Stock Code MAXHEALTH Market Cap 99,546 Cr. Current Price 1,023 ₹ High / Low 1,314 ₹
Stock P/E 137 Book Value 91.9 ₹ Dividend Yield 0.15 % ROCE 10.5 %
ROE 8.46 % Face Value 10.0 ₹ DMA 50 1,020 ₹ DMA 200 1,059 ₹
Chg in FII Hold -5.16 % Chg in DII Hold 5.12 % PAT Qtr 203 Cr. PAT Prev Qtr 200 Cr.
RSI 49.0 MACD 17.4 Volume 1,22,16,285 Avg Vol 1Wk 41,91,928
Low price 903 ₹ High price 1,314 ₹ PEG Ratio 82.8 Debt to equity 0.09
52w Index 29.2 % Qtr Profit Var 14.6 % EPS 7.36 ₹ Industry PE 48.6

📊 Core Financials: Max Healthcare reported quarterly PAT of ₹203 Cr (up from ₹200 Cr), showing stable profitability. ROE at 8.46% and ROCE at 10.5% reflect modest efficiency. Debt-to-equity ratio of 0.09 indicates low leverage. EPS at ₹7.36 is weak relative to market cap, highlighting limited earnings power despite growth.

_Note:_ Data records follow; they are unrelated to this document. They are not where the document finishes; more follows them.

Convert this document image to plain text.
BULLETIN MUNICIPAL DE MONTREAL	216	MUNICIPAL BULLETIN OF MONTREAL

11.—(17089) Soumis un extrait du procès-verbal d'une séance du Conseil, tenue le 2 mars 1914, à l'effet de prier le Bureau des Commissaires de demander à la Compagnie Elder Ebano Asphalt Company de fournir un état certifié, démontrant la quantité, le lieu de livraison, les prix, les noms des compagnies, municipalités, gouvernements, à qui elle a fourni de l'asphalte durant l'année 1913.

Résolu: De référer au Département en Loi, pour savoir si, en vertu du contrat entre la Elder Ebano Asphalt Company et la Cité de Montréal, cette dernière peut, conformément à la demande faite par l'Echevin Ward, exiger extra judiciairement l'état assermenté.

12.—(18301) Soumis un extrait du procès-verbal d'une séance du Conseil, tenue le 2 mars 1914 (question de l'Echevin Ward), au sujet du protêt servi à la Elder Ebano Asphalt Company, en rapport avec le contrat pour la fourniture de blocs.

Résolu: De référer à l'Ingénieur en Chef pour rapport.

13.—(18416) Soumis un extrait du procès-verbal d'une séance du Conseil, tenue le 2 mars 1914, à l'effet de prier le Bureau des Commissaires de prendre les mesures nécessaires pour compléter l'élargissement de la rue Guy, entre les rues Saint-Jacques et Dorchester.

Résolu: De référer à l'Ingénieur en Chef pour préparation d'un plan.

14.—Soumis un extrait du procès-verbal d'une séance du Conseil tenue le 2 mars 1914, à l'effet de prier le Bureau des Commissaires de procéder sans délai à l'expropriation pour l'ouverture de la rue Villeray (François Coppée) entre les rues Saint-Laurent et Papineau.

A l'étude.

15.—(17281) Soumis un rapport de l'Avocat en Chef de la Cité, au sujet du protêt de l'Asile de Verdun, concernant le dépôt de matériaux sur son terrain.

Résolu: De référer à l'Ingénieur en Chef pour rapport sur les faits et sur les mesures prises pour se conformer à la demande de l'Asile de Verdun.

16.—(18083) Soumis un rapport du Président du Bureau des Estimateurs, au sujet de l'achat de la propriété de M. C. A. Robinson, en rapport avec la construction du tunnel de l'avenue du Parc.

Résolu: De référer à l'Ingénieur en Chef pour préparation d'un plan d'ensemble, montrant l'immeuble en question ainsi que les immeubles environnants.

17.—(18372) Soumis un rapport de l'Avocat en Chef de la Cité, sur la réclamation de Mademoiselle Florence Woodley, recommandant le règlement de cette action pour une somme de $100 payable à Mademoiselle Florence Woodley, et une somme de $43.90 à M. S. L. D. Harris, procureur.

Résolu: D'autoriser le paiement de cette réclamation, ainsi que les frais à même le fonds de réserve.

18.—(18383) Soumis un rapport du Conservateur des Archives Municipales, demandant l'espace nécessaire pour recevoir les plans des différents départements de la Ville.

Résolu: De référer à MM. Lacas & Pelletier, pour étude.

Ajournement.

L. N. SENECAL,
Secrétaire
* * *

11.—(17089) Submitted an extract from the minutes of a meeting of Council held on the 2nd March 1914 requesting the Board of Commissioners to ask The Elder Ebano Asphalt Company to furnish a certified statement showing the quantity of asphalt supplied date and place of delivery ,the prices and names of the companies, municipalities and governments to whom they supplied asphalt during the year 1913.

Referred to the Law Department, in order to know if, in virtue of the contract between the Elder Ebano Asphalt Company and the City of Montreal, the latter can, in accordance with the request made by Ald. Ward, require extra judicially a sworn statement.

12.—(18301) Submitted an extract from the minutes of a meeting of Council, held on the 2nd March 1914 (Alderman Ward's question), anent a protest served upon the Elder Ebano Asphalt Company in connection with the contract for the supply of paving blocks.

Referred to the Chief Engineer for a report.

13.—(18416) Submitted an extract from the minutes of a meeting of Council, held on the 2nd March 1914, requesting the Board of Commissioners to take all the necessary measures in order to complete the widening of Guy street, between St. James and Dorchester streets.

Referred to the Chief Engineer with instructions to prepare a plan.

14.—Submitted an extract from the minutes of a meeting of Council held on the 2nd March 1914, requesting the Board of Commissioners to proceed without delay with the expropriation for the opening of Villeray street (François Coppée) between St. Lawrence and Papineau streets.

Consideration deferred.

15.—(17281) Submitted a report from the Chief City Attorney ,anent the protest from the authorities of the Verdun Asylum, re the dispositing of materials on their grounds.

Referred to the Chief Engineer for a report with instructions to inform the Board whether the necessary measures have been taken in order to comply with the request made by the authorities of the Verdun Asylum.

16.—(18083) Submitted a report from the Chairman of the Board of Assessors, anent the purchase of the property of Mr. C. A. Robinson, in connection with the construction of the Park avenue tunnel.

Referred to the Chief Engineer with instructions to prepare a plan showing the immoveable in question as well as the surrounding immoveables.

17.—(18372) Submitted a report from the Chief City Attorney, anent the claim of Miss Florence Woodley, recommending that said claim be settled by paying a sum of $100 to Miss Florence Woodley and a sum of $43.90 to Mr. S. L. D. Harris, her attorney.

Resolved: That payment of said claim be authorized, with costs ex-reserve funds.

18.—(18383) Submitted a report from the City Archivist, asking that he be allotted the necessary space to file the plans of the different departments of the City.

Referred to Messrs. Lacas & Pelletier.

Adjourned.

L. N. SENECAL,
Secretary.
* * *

💹 Valuation Indicators: Stock P/E of 137 is far above the industry average (48.6), suggesting severe overvaluation. Book value at ₹91.9 vs CMP ₹1,023 shows a steep premium. PEG ratio of 82.8 indicates earnings growth is not keeping pace with valuation. Intrinsic value appears lower than CMP, limiting upside potential.

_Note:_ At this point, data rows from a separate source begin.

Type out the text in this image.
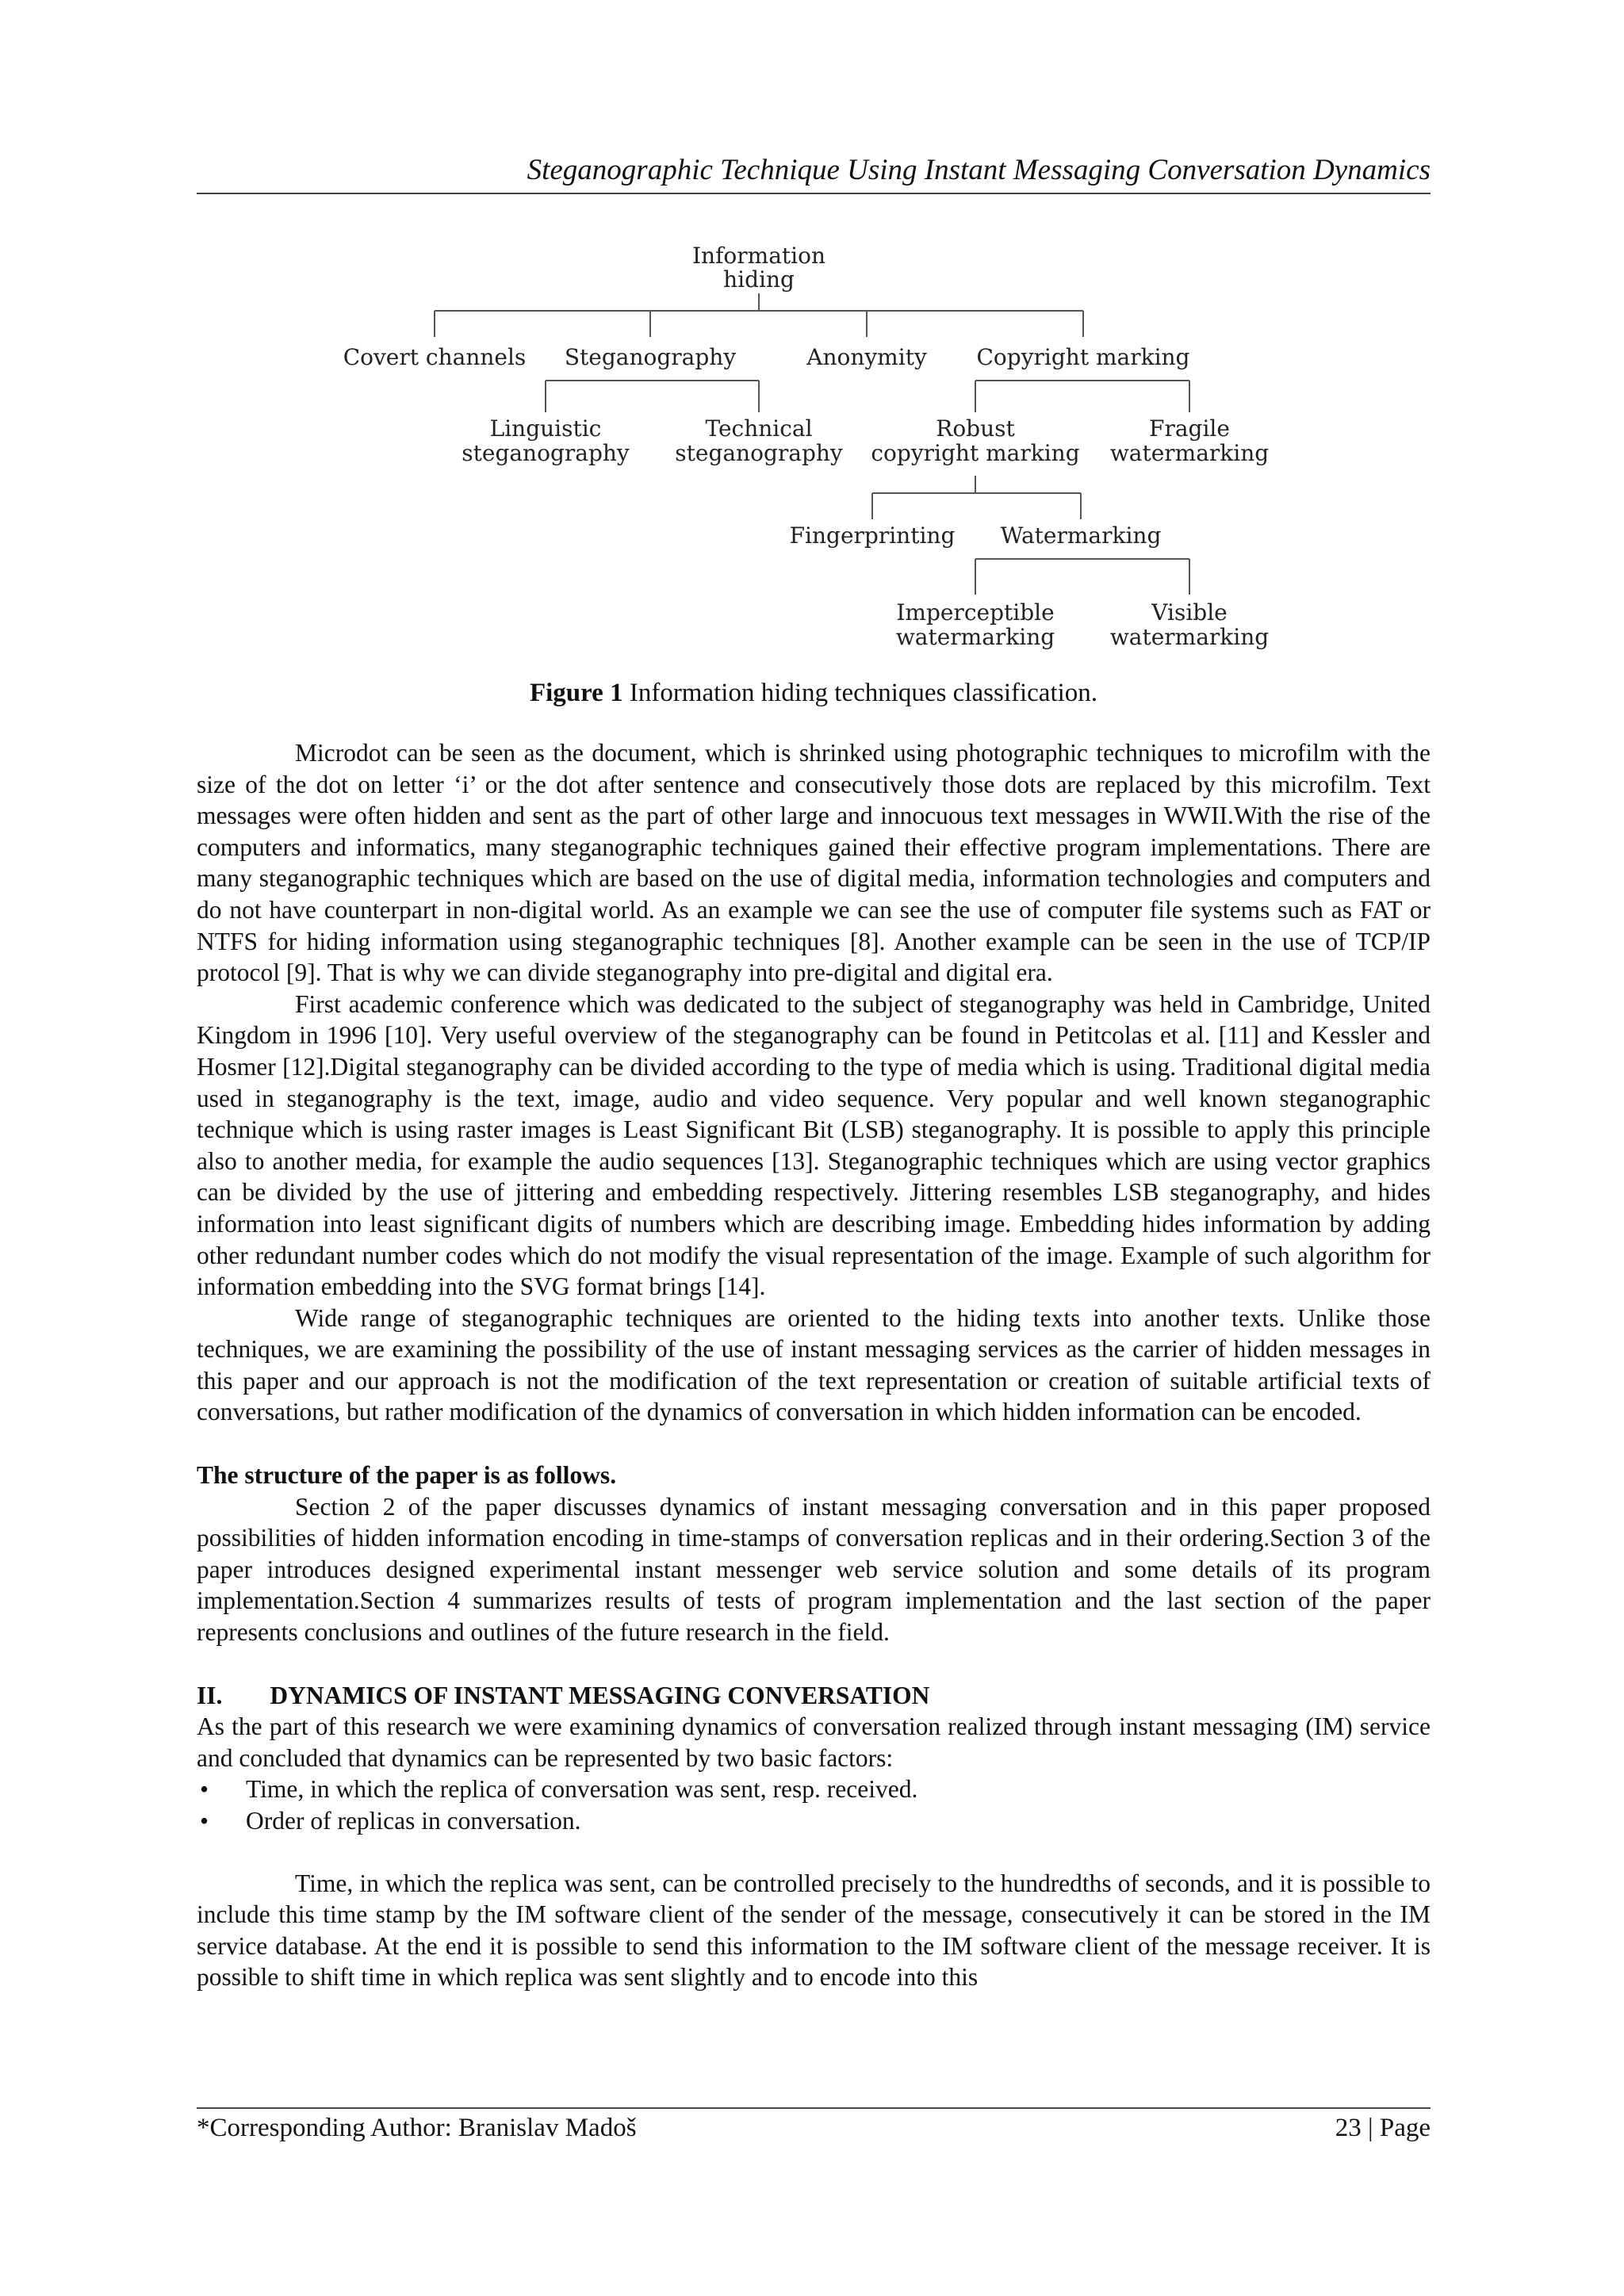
Steganographic Technique Using Instant Messaging Conversation Dynamics
Information
hiding
Covert channels Steganography	Anonymity Copyright marking
Linguistic
steganography
Technical
steganography
Robust
copyright marking
Fragile
watermarking
Fingerprinting Watermarking
Imperceptible
watermarking
Visible
watermarking
Figure 1 Information hiding techniques classification.

Microdot can be seen as the document, which is shrinked using photographic techniques to microfilm with the size of the dot on letter ‘i’ or the dot after sentence and consecutively those dots are replaced by this microfilm. Text messages were often hidden and sent as the part of other large and innocuous text messages in WWII.With the rise of the computers and informatics, many steganographic techniques gained their effective program implementations. There are many steganographic techniques which are based on the use of digital media, information technologies and computers and do not have counterpart in non-digital world. As an example we can see the use of computer file systems such as FAT or NTFS for hiding information using steganographic techniques [8]. Another example can be seen in the use of TCP/IP protocol [9]. That is why we can divide steganography into pre-digital and digital era.

First academic conference which was dedicated to the subject of steganography was held in Cambridge, United Kingdom in 1996 [10]. Very useful overview of the steganography can be found in Petitcolas et al. [11] and Kessler and Hosmer [12].Digital steganography can be divided according to the type of media which is using. Traditional digital media used in steganography is the text, image, audio and video sequence. Very popular and well known steganographic technique which is using raster images is Least Significant Bit (LSB) steganography. It is possible to apply this principle also to another media, for example the audio sequences [13]. Steganographic techniques which are using vector graphics can be divided by the use of jittering and embedding respectively. Jittering resembles LSB steganography, and hides information into least significant digits of numbers which are describing image. Embedding hides information by adding other redundant number codes which do not modify the visual representation of the image. Example of such algorithm for information embedding into the SVG format brings [14].

Wide range of steganographic techniques are oriented to the hiding texts into another texts. Unlike those techniques, we are examining the possibility of the use of instant messaging services as the carrier of hidden messages in this paper and our approach is not the modification of the text representation or creation of suitable artificial texts of conversations, but rather modification of the dynamics of conversation in which hidden information can be encoded.

The structure of the paper is as follows.

Section 2 of the paper discusses dynamics of instant messaging conversation and in this paper proposed possibilities of hidden information encoding in time-stamps of conversation replicas and in their ordering.Section 3 of the paper introduces designed experimental instant messenger web service solution and some details of its program implementation.Section 4 summarizes results of tests of program implementation and the last section of the paper represents conclusions and outlines of the future research in the field.

II. DYNAMICS OF INSTANT MESSAGING CONVERSATION

As the part of this research we were examining dynamics of conversation realized through instant messaging (IM) service and concluded that dynamics can be represented by two basic factors:

• Time, in which the replica of conversation was sent, resp. received.
• Order of replicas in conversation.

Time, in which the replica was sent, can be controlled precisely to the hundredths of seconds, and it is possible to include this time stamp by the IM software client of the sender of the message, consecutively it can be stored in the IM service database. At the end it is possible to send this information to the IM software client of the message receiver. It is possible to shift time in which replica was sent slightly and to encode into this

*Corresponding Author: Branislav Madoš	23 | Page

🏥 Business Model & Advantage: Max Healthcare operates in hospitals and healthcare services, with competitive advantage in scale, brand recognition, and presence in key urban markets. However, profitability remains modest, and valuations are stretched, reducing overall attractiveness.

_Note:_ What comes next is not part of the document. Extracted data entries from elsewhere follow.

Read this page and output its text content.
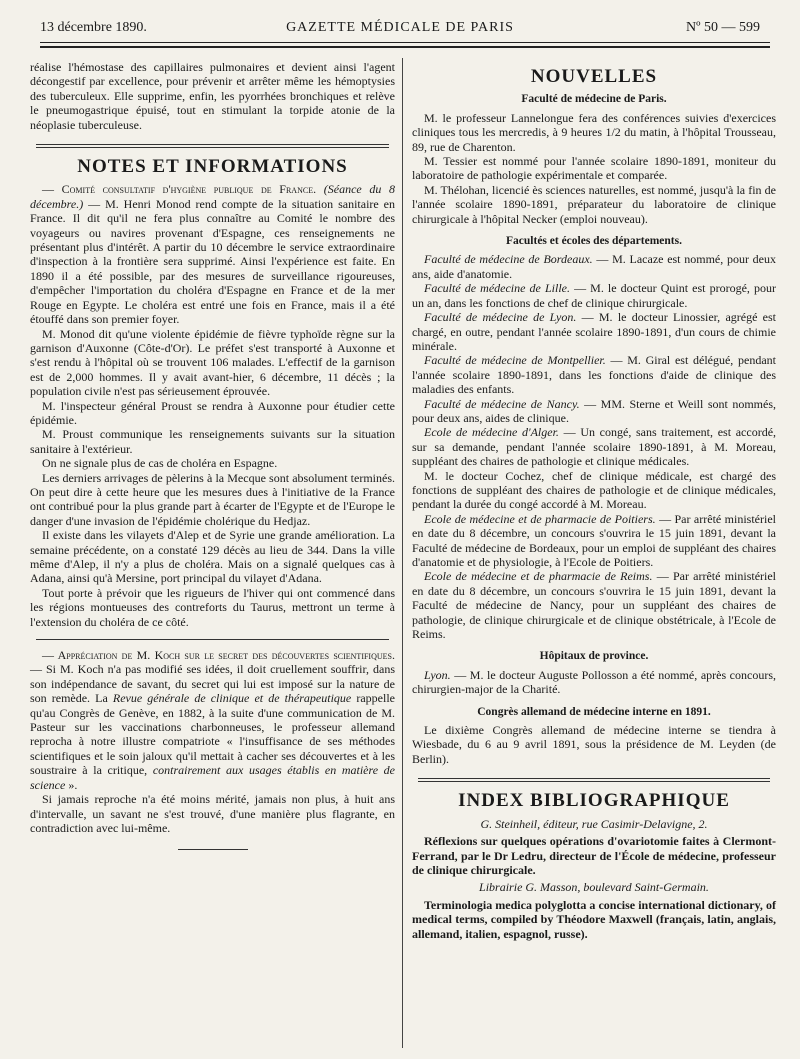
13 décembre 1890.	GAZETTE MÉDICALE DE PARIS	Nº 50 — 599

réalise l'hémostase des capillaires pulmonaires et devient ainsi l'agent décongestif par excellence, pour prévenir et arrêter même les hémoptysies des tuberculeux. Elle supprime, enfin, les pyorrhées bronchiques et relève le pneumogastrique épuisé, tout en stimulant la torpide atonie de la néoplasie tuberculeuse.

NOTES ET INFORMATIONS

— Comité consultatif d'hygiène publique de France. (Séance du 8 décembre.) — M. Henri Monod rend compte de la situation sanitaire en France. Il dit qu'il ne fera plus connaître au Comité le nombre des voyageurs ou navires provenant d'Espagne, ces renseignements ne présentant plus d'intérêt. A partir du 10 décembre le service extraordinaire d'inspection à la frontière sera supprimé. Ainsi l'expérience est faite. En 1890 il a été possible, par des mesures de surveillance rigoureuses, d'empêcher l'importation du choléra d'Espagne en France et de la mer Rouge en Egypte. Le choléra est entré une fois en France, mais il a été étouffé dans son premier foyer.

M. Monod dit qu'une violente épidémie de fièvre typhoïde règne sur la garnison d'Auxonne (Côte-d'Or). Le préfet s'est transporté à Auxonne et s'est rendu à l'hôpital où se trouvent 106 malades. L'effectif de la garnison est de 2,000 hommes. Il y avait avant-hier, 6 décembre, 11 décès ; la population civile n'est pas sérieusement éprouvée.

M. l'inspecteur général Proust se rendra à Auxonne pour étudier cette épidémie.

M. Proust communique les renseignements suivants sur la situation sanitaire à l'extérieur.

On ne signale plus de cas de choléra en Espagne.

Les derniers arrivages de pèlerins à la Mecque sont absolument terminés. On peut dire à cette heure que les mesures dues à l'initiative de la France ont contribué pour la plus grande part à écarter de l'Egypte et de l'Europe le danger d'une invasion de l'épidémie cholérique du Hedjaz.

Il existe dans les vilayets d'Alep et de Syrie une grande amélioration. La semaine précédente, on a constaté 129 décès au lieu de 344. Dans la ville même d'Alep, il n'y a plus de choléra. Mais on a signalé quelques cas à Adana, ainsi qu'à Mersine, port principal du vilayet d'Adana.

Tout porte à prévoir que les rigueurs de l'hiver qui ont commencé dans les régions montueuses des contreforts du Taurus, mettront un terme à l'extension du choléra de ce côté.

— Appréciation de M. Koch sur le secret des découvertes scientifiques. — Si M. Koch n'a pas modifié ses idées, il doit cruellement souffrir, dans son indépendance de savant, du secret qui lui est imposé sur la nature de son remède. La Revue générale de clinique et de thérapeutique rappelle qu'au Congrès de Genève, en 1882, à la suite d'une communication de M. Pasteur sur les vaccinations charbonneuses, le professeur allemand reprocha à notre illustre compatriote « l'insuffisance de ses méthodes scientifiques et le soin jaloux qu'il mettait à cacher ses découvertes et à les soustraire à la critique, contrairement aux usages établis en matière de science ».

Si jamais reproche n'a été moins mérité, jamais non plus, à huit ans d'intervalle, un savant ne s'est trouvé, d'une manière plus flagrante, en contradiction avec lui-même.

NOUVELLES
Faculté de médecine de Paris.

M. le professeur Lannelongue fera des conférences suivies d'exercices cliniques tous les mercredis, à 9 heures 1/2 du matin, à l'hôpital Trousseau, 89, rue de Charenton.

M. Tessier est nommé pour l'année scolaire 1890-1891, moniteur du laboratoire de pathologie expérimentale et comparée.

M. Thélohan, licencié ès sciences naturelles, est nommé, jusqu'à la fin de l'année scolaire 1890-1891, préparateur du laboratoire de clinique chirurgicale à l'hôpital Necker (emploi nouveau).

Facultés et écoles des départements.

Faculté de médecine de Bordeaux. — M. Lacaze est nommé, pour deux ans, aide d'anatomie.

Faculté de médecine de Lille. — M. le docteur Quint est prorogé, pour un an, dans les fonctions de chef de clinique chirurgicale.

Faculté de médecine de Lyon. — M. le docteur Linossier, agrégé est chargé, en outre, pendant l'année scolaire 1890-1891, d'un cours de chimie minérale.

Faculté de médecine de Montpellier. — M. Giral est délégué, pendant l'année scolaire 1890-1891, dans les fonctions d'aide de clinique des maladies des enfants.

Faculté de médecine de Nancy. — MM. Sterne et Weill sont nommés, pour deux ans, aides de clinique.

Ecole de médecine d'Alger. — Un congé, sans traitement, est accordé, sur sa demande, pendant l'année scolaire 1890-1891, à M. Moreau, suppléant des chaires de pathologie et clinique médicales.

M. le docteur Cochez, chef de clinique médicale, est chargé des fonctions de suppléant des chaires de pathologie et de clinique médicales, pendant la durée du congé accordé à M. Moreau.

Ecole de médecine et de pharmacie de Poitiers. — Par arrêté ministériel en date du 8 décembre, un concours s'ouvrira le 15 juin 1891, devant la Faculté de médecine de Bordeaux, pour un emploi de suppléant des chaires d'anatomie et de physiologie, à l'Ecole de Poitiers.

Ecole de médecine et de pharmacie de Reims. — Par arrêté ministériel en date du 8 décembre, un concours s'ouvrira le 15 juin 1891, devant la Faculté de médecine de Nancy, pour un suppléant des chaires de pathologie, de clinique chirurgicale et de clinique obstétricale, à l'Ecole de Reims.

Hôpitaux de province.

Lyon. — M. le docteur Auguste Pollosson a été nommé, après concours, chirurgien-major de la Charité.

Congrès allemand de médecine interne en 1891.

Le dixième Congrès allemand de médecine interne se tiendra à Wiesbade, du 6 au 9 avril 1891, sous la présidence de M. Leyden (de Berlin).

INDEX BIBLIOGRAPHIQUE
G. Steinheil, éditeur, rue Casimir-Delavigne, 2.

Réflexions sur quelques opérations d'ovariotomie faites à Clermont-Ferrand, par le Dr Ledru, directeur de l'École de médecine, professeur de clinique chirurgicale.

Librairie G. Masson, boulevard Saint-Germain.

Terminologia medica polyglotta a concise international dictionary, of medical terms, compiled by Théodore Maxwell (français, latin, anglais, allemand, italien, espagnol, russe).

📈 Entry Zone & Holding Guidance: The stock trades near DMA 50 (₹1,020) and DMA 200 (₹1,059), showing consolidation. RSI at 49.0 indicates neutral momentum. A better entry zone would be closer to ₹950–₹1,000. Long-term holding is viable given healthcare demand, but investors should be cautious of high valuations.

Positive

  • ✅ Low debt-to-equity ratio (0.09), minimal leverage risk
  • ✅ Stable PAT growth (₹200 Cr → ₹203 Cr)
  • ✅ DII holding increased by 5.12%, showing strong domestic institutional confidence

Limitation

  • ⚠️ Extremely high P/E (137) vs industry average (48.6)
  • ⚠️ Weak ROE (8.46%) and ROCE (10.5%) efficiency
  • ⚠️ EPS at ₹7.36, reflecting poor earnings power

Company Negative News

  • 📉 FII holding decreased by 5.16%, showing reduced foreign investor confidence

Company Positive News

  • 📈 Quarterly profit growth of 14.6% year-on-year indicates operational improvement
  • 📈 Strong brand presence in healthcare services supports long-term demand

Industry

  • 🌐 Healthcare industry PE at 48.6, reflecting moderate valuations compared to Max Healthcare’s premium
  • 🌐 Long-term demand supported by rising healthcare needs and urban expansion

Conclusion

🔎 Max Healthcare is fundamentally stable with low debt and strong brand presence, but suffers from weak efficiency metrics and extremely high valuations. Entry near ₹950–₹1,000 offers better risk-reward. Long-term investors may hold cautiously, supported by healthcare demand, but valuation risks must be monitored closely.

For deeper insights, you could explore a peer comparison or a valuation analysis to assess its position against competitors and intrinsic value.